Shahid-e-Azam Kartar Singh Sarabha
Though it failed but their greatest legacy was definitely rekindling the spirit of nationalism. Till then, this was the largest armed uprising since 1857. In Punjab in 1914-15 for the first and only time, revolutionary terrorism achieved something of a mass base. The government was scared as the revolutionaries tried to incite the armed forces, much like 1857. Nearly 50 freedom fighters were executed by the British and a large number were deported to Andaman, where they were made to suffer inhuman torture for years. It was Sachin Sanyal – detained in Andaman - whose moving autobiography Bandi Jibon (Life in Captivity), inspired next generation of revolutionaries most. Among those, who went to gallows uncelebrated was one Abdulla, only Muslim among a group of soldiers executed in Ambala. Rejecting the government’s offer to turn approver against his non-Muslim colleagues, he retorted that only the company of “these kafirs” would open the door of heaven for him. Two of the brightest stars – V G Pingle and Kartar Singh Sarabha were sent to gallows. Sarabha, hanged when he was just 19, famously told the judge that he would prefer death over life sentence so that he could be born again - …as long as India does not become free, I would be born again and again and would be hanged for my country. Bhagat Singh was deeply inspired by Sarabha. Compared to Congress leaders or even to Bengali revolutionaries, Ghadar martyrs are today largely forgotten.

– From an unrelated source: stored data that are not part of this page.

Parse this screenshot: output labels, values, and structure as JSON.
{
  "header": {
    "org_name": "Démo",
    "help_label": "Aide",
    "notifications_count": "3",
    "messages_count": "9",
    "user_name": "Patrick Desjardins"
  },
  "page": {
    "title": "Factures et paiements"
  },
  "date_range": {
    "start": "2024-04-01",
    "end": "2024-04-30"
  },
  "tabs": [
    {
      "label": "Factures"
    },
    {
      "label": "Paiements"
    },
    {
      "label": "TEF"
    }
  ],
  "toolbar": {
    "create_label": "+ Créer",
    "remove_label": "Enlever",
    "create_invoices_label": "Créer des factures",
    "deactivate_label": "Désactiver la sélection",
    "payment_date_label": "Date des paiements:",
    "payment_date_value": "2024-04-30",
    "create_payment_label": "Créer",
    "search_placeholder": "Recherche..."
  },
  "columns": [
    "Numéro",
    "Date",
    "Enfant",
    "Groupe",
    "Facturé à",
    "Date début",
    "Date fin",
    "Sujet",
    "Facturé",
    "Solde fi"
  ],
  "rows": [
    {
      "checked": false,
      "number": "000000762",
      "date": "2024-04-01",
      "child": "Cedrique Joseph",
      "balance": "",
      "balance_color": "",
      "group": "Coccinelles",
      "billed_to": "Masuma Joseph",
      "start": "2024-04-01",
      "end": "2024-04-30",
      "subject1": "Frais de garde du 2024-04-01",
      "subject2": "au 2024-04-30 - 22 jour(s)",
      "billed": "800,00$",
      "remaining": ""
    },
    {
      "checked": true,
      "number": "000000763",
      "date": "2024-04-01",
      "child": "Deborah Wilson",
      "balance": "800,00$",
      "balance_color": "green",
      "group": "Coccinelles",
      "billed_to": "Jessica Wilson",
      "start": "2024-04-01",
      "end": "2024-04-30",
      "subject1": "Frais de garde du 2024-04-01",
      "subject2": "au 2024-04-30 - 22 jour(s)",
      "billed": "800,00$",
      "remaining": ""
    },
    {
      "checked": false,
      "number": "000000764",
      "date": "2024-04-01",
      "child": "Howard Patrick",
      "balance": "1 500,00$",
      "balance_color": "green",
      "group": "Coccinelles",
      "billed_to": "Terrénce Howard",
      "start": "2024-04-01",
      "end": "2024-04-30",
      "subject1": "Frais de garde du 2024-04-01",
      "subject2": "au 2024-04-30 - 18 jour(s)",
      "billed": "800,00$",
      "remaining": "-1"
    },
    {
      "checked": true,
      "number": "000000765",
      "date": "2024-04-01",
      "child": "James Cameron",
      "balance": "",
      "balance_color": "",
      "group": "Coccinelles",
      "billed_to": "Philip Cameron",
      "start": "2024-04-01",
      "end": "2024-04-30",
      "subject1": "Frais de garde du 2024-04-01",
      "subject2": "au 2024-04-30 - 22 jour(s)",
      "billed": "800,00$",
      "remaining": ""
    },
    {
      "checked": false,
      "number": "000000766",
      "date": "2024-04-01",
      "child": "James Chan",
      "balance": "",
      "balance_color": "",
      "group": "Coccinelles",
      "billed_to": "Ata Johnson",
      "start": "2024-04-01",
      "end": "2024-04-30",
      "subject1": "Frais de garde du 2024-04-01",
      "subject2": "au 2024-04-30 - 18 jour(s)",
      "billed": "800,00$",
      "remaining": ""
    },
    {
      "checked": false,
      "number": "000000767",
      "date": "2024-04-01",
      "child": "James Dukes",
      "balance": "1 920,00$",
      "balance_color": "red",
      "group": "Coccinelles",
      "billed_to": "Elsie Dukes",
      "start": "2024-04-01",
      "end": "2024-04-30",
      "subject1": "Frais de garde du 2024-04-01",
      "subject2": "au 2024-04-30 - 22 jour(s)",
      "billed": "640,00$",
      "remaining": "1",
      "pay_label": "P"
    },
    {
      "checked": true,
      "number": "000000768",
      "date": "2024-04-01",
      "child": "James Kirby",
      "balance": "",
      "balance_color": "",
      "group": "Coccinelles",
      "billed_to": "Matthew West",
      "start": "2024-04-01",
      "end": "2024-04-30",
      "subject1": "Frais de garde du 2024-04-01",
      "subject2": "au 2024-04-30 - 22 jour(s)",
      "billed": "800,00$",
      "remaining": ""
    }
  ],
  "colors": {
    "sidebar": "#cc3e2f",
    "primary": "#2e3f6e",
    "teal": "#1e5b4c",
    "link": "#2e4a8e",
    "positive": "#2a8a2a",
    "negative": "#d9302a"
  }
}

One hundred years later, it is perhaps time to salute their pioneering spirit of selfless nationalism.

P. S. Most of the surviving Ghadar and revolutionary terrorism leaders turned to communism. In 1912, Lala Hardyal wrote an essay on Marx in Calcutta’s Modern Review – this is the earliest piece of writing in India on Marxism. Jugantar leader Narendranath Bhattacharya, who went to Java in search of weapons, changed his name to M N Roy and went on to become one of the founders of Communist Party of Mexico. Birendranath Chattopadhyay, Chatto (elder brother of Sarojini Naidu) joined the German Communist Party and was eventually executed by Stalin in the 1930s. Other early converts to communism included Bhupendranath Dutta (younger brother of Swami Vivekananda), Pandurang Khankhoje (also went to Mexico, where eventually, he became a pioneer of Mexican agricultural revolution), Abani Mukhopadhyay and Sohan Singh Bhakna, later a pillar of the Kishan Sabha movement in India. Lala Hardyal (taught Indian philosophy in Europe and USA) and Taraknath Das (taught Political Science in Columbia) went back to academics. Sachin Sanyal, sent to Cellular Jail twice died of TB in Gorakhpur Jail. Rashbehari Bose, who fled to Japan and worked for India’s independence from there, prepared the ground for Subhas Bose’s INA. Bose, married to a Japanese lady, ran a restaurant along with his family and was also responsible for introduction of Indian cuisine in Japan.